Atlético de Kolkata of the Indian Super League just signed the newest ISL player that soccer fans have actually heard of—Robbie Keane, the 37-year-old Irish striker most famous for his long-term stints at Tottenham Hotspur and the LA Galaxy, as well as his decade as captain of the Republic of Ireland national team.
This transfer does not, by any means, shift the balance of power in world soccer, but it does remind fans of the potential that India has to become a relevant soccer country.
Keane joins several other foreign stars who have wound down their careers in the Indian Super League. Since 2014, when the league became active, it’s seen appearances from Joan Capdevilla, David Trezeguet, Alessandro Del Piero, Nicolas Anelka, Roberto Carlos, Robert Pirès, Mohamed Sissoko, Lúcio, and Florent Malouda, among others. If this sounds like a rehash of MLS’s similar strategy, but with even older players, that’s right. But in a country where soccer isn’t ingrained in the culture from a young age, the arrival of old stars can be useful in helping the game catch on.

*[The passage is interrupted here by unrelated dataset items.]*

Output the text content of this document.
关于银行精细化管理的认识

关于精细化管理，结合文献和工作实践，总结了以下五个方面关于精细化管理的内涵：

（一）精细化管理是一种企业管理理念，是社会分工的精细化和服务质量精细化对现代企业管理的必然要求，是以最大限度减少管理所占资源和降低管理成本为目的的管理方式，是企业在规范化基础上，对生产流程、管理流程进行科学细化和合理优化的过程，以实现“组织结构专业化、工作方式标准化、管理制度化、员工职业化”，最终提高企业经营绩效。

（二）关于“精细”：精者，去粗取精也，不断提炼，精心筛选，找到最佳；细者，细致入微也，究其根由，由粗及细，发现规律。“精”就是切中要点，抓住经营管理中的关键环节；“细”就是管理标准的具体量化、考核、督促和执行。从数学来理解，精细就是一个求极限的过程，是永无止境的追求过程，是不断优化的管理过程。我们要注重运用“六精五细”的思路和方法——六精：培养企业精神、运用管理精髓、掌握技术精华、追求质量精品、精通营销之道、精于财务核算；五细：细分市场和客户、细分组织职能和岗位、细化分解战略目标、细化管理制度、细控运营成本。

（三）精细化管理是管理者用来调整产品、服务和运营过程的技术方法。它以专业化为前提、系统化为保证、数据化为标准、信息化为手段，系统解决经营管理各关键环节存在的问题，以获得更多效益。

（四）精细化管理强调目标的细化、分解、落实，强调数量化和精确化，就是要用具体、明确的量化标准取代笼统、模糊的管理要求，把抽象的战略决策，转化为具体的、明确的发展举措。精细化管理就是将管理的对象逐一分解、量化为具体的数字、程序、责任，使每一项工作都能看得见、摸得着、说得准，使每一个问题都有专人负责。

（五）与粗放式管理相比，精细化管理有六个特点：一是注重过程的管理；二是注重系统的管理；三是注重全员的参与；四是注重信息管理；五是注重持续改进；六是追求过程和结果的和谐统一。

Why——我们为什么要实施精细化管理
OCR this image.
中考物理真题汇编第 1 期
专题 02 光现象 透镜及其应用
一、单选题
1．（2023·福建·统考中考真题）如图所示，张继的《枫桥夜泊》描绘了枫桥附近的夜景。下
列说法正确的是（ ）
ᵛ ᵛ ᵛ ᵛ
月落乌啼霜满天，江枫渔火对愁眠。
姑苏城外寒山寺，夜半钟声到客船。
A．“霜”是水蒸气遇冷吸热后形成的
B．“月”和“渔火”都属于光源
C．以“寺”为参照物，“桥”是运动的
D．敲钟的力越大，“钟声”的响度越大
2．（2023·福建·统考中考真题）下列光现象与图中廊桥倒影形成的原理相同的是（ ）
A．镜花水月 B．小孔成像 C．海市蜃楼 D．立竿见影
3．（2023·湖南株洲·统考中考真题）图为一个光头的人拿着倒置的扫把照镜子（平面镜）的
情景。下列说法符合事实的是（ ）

Unlike China, the country nearest India in population, the ISL is encouraging investment in players from abroad. The Chinese Super League saw some absolutely eye-popping mega-transfers for good players in their primes for a few recent years, but new taxes imposed on these moves have now mostly closed the league off to prominent talents from outside China.
The ISL, by contrast, initially drew attention from fans in its country by mandating the signing of “marquee players,” which included most of the known names previously mentioned. For the upcoming season, these players—who almost never made a tangible impact on the pitch—are no longer required, but there’s still a quota of foreign players for each club, which helps the league’s quality while the sport is still introduced to the larger Indian population.